Currently, 12 states have medical marijuana laws on the books. Rhode Island’s was the 11th to pass, in January 2006. The 12th and newest state, New Mexico, already has a law that requires the Department of Health to “license producers” of medical marijuana. New York, Minnesota, Illinois, Michigan and Arizona will all consider medical marijuana laws this year.
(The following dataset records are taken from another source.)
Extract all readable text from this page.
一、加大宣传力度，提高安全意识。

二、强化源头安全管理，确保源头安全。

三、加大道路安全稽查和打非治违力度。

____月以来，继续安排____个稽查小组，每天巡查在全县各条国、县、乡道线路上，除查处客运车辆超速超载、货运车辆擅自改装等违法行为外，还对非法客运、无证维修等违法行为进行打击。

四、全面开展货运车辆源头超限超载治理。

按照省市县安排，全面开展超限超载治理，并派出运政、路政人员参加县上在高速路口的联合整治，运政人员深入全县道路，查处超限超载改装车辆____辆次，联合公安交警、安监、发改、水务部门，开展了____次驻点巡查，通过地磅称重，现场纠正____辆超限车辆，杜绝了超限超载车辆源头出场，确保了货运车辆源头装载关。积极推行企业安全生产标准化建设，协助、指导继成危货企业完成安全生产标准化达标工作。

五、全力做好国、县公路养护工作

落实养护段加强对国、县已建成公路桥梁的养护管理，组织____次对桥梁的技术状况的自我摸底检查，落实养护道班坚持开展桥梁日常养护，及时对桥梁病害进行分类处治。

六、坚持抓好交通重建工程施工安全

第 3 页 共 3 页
Horror stories like that of my patient who was robbed are the reason the House of Representatives should act quickly to allow a regulated Compassion Center. People suffering from debilitating diseases such as AIDS, cancer, multiple sclerosis, Hepatitis C, epilepsy, glaucoma, Alzheimer’s disease and Crohn’s disease should not have to grow their own medicine at home if they are too ill to do so. And they should never be forced to get their medicine from the violent illicit market. Why should sick people whose doctors recommend marijuana be treated any differently than the rest of us who get our doctor-approved medicines from pharmacies?

Jesse Stout is executive director of the Rhode Island Patient Advocacy Coalition.